Le pilote de Formule 1 Romain Grosjean a déclaré à Sky qu’il était « en paix » avec la mort pendant les 28 secondes où il a été pris au piège dans sa voiture en feu, à la suite d’un terrible accident au Grand Prix de Bahreïn.
Le Français de 34 ans s’est miraculeusement échappé avec des brûlures mineures après que sa voiture Haas ait été coupée en deux par une barrière de sécurité et a pris feu lors de la course de dimanche dernier.
Il a dit que la pensée de ses enfants – et aussi ce qui est arrivé à la légende de la F1 Niki Lauda – lui a donné la force de s’échapper enfin.
Dans une interview exclusive avec Sky Sports, il a décrit le moment où il a réalisé que sa voiture était en feu après avoir heurté des barrières à environ 137 mph (220 km / h).
Grosjean a déclaré à Martin Brundle de Sky F1: «La première chose que j’ai faite a été de défaire la ceinture de sécurité, d’essayer de retirer la roue – qui avait disparu, donc au moins un souci de moins – puis d’essayer de sauter.
«J’ai heurté quelque chose sur le dessus de mon casque, alors je me suis assis et j’ai pensé que je devais être à l’envers contre la barrière, alors j’attendrai qu’ils viennent m’aider.

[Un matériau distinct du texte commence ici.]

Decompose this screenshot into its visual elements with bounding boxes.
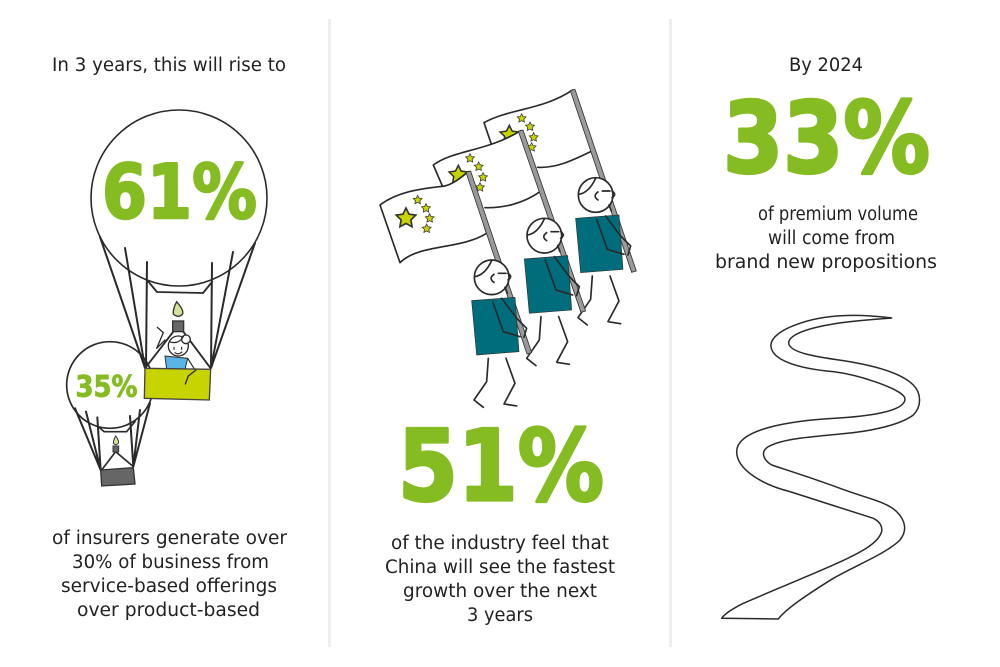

«J’ai regardé à ma droite, j’ai regardé à ma gauche, et tout était orange. C’est étrange, j’ai pensé… Puis j’ai réalisé que c’était du feu. Alors je savais que je n’avais pas le temps jusqu’à ce qu’ils arrivent.
Cependant, malgré des efforts répétés, Grosjean a déclaré qu’il ne pouvait pas trouver un moyen de sortir de la voiture.
Il a envisagé d’abandonner, mais a ensuite pensé à Niki Lauda, qui a subi de graves brûlures alors qu’il était coincé dans sa voiture au Nürburgring en Allemagne en 1976.
« J’ai dit: » Je ne peux pas finir comme Niki, je ne peux pas finir comme ça. Ce ne peut pas être ma dernière course « . »
Cependant, il n’arrivait toujours pas à trouver une issue.
Il a ajouté: « Alors j’ai réessayé, je suis coincé … J’étais presque en paix avec moi-même, pensant, je suis mort. Je vais mourir.
«Et puis, je ne sais pas si ce moment m’a permis de récupérer un peu, d’essayer de penser à une autre solution, mais j’ai pensé à mes enfants. [Grosjean has three] et j’ai dit non.
«Je ne peux pas mourir aujourd’hui. Pour mes enfants, je ne peux pas mourir aujourd’hui.
«Ensuite, je commence à me tordre la tête, à monter et à tourner mon corps. Cela a fonctionné.
Décrivant le moment où il s’est libéré, il a déclaré: « Je saute sur la barrière, puis je sens Ian [Roberts, FIA medical delegate] cela tire sur mon ensemble et c’est une sensation extraordinaire.
«Quand il me tire, je sais qu’il y a quelqu’un avec moi. Je suis vivant.
Les premiers intervenants à Grosjean ont déclaré qu’ils savaient immédiatement que le Français avait – miraculeusement – évité une blessure grave. Il a ensuite été emmené au centre médical.
Il a passé trois nuits à l’hôpital des Forces de défense de Bahreïn (BDF) après l’accident, mais il est maintenant parti.
Il restera dans le pays pour poursuivre le traitement privé de ses brûlures.
L’interview complète sera diffusée dimanche lors de la préparation du GP de Sakhir – à partir de 15h30 sur Sky Sports F1.